CheckUp medical column for April 15

A weekly round-up of news affecting your health.



Drinkers with coeliac disease can now comfortably imbibe a beer.

CSIRO scientists say they’ve developed the world’s first WHO-approved “gluten-free” barley which German brewery Radeberger has used to produce a gluten-free beer.

The Pionier beer is the first product to use Kebari barley, developed by CSIRO using conventional breeding to reduce the gluten levels to 10,000 times less than regular barley.

The scientists also are working on a hull-less version of Kebari to be used in foods like breakfast cereals, soup, pasta and flatbreads.

They say that will help increase the fibre intake of people with coeliac disease.


If you’re an elderly patient with heart failure and you want to jump higher and faster, take up Greek dancing.

A study, published in the European journal of Cardiovascular Nursing, included 40 Greek patients with chronic heart failure who were randomly assigned to a rehab program based on traditional Greek dancing or to their usual sedentary lifestyle.

After three months, the dancers could jump higher and faster and had stronger legs and could walk further.

“Attendance at the dancing sessions was more than 90 per cent which suggests that this type of cardiac rehabilitation could attract more patients than the usual programs,” the researchers said.

They measured the jumping ability through a Myotest-Pro dynamoter.

“In case patients were hard of hearing, both an audible alarm and visible signal from the researcher were used to tell patients when to start each jump,” they said.


Australians can protect Indian children, as well as themselves, by getting their flu vaccination through Discount Drug Stores.

Until May 27, the chain will donate $2 from each shot to the vaccination and education of impoverished children in India.

A partnership with FreeToBe will see children in the charity organisation’s Kolkata home, and within the community, vaccinated against serious conditions such as hepatitis B, typhoid and tetanus.


Sexually active older Australians are being sought for a university study relating to the group’s low use of condoms.

Sexually transmitted diseases are on the rise in the over-50 age group, with more contracting chlamydia and gonorrhoea, says QUT researcher Natalie Bowring.

She wants to interview heterosexual people aged 50 or over, who have been sexually active within the past 12 months on their beliefs and attitudes towards condoms to better understand the barriers and motivators of unprotected sex.
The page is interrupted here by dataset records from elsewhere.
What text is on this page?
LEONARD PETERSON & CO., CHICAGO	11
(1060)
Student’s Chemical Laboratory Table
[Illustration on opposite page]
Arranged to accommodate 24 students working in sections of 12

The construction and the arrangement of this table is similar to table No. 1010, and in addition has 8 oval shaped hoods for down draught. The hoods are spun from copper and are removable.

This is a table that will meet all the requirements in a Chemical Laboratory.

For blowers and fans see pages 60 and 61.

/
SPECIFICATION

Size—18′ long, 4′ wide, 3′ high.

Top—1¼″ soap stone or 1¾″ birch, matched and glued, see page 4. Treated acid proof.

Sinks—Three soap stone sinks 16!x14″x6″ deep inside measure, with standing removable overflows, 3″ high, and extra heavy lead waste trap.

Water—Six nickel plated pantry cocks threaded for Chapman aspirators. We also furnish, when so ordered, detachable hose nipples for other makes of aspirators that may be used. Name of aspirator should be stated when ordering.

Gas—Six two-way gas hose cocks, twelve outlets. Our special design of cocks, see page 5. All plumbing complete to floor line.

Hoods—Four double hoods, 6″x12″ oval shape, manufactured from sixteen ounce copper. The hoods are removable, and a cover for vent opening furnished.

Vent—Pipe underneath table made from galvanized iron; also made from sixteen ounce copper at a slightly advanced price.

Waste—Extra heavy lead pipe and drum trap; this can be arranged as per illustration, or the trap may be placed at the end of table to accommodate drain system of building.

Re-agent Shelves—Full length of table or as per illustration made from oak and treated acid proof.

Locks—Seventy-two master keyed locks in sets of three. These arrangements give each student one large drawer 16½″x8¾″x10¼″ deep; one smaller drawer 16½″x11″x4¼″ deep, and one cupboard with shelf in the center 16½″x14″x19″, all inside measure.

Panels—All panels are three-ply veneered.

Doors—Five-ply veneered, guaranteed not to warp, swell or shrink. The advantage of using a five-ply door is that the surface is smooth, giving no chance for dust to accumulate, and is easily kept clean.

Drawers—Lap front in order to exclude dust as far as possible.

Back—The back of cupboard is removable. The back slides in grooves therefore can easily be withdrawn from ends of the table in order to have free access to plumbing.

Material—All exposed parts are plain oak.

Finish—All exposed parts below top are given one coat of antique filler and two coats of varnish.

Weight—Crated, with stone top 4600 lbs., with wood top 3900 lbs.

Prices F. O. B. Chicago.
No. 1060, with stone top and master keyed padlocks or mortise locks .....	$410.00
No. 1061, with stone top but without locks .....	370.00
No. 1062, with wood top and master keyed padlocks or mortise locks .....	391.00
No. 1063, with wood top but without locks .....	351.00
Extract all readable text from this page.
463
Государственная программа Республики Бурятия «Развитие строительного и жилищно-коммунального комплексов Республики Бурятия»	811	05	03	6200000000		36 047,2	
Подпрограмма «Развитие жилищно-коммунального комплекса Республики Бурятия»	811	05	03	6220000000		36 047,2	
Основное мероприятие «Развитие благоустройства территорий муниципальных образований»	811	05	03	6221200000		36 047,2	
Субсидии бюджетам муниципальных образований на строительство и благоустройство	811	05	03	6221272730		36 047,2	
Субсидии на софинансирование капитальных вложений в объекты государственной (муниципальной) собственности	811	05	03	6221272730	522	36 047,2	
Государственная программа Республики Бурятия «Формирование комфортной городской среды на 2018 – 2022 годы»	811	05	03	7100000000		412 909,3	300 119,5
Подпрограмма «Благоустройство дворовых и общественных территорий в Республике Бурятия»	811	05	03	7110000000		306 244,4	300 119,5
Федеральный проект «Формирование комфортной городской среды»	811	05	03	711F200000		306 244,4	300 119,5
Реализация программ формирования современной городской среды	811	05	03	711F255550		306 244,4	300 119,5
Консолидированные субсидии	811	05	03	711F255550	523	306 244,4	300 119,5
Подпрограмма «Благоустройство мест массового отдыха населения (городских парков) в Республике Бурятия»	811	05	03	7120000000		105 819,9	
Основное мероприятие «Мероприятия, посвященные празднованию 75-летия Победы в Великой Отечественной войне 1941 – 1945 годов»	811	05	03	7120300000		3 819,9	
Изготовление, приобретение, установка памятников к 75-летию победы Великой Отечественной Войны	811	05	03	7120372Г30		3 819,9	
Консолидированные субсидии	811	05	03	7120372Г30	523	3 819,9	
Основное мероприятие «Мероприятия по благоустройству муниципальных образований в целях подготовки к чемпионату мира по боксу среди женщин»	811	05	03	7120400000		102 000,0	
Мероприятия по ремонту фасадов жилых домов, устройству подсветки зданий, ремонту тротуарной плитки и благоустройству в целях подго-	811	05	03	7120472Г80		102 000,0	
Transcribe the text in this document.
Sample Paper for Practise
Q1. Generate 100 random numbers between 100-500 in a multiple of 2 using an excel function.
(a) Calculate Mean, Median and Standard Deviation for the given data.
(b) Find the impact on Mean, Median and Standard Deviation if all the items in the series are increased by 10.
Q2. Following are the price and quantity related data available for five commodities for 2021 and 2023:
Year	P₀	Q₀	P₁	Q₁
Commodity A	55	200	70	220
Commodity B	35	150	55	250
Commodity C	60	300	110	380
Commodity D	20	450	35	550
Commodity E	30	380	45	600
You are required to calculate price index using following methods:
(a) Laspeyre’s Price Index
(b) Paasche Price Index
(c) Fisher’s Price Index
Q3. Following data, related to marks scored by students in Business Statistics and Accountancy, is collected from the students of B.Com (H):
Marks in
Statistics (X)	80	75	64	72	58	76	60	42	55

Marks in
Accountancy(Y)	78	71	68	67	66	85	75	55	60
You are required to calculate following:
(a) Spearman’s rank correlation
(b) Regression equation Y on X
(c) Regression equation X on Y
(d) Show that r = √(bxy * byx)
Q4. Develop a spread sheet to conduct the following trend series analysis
“Using a condom could prevent sexually transmitted infections but this age group tends to see condoms in terms of contraception rather than a form of protection,” she said.

Email [email protected]苏州美甲培训学校,


Infertile women are more likely to have “dense breasts”, known to increase the risk of developing breast cancer, a new study suggests.

Infertile women who had undergone hormonal fertility treatment had even higher amounts of dense tissue, said the Karolinska Institutet researchers in Sweden.

The study, published in the journal Breast Cancer Research, involved 43,313 women aged between 40 and 69 years who had mammograms between 2010 and 2013.

It found that infertile women, especially those who underwent controlled ovarian stimulation (COS) might represent a group with an increased breast cancer risk.

“While we believe it is important to continue monitoring these women, the observed difference in breast tissue volume is relatively small and has only been linked to a modest increase in breast cancer risk in previous studies,” the researchers said.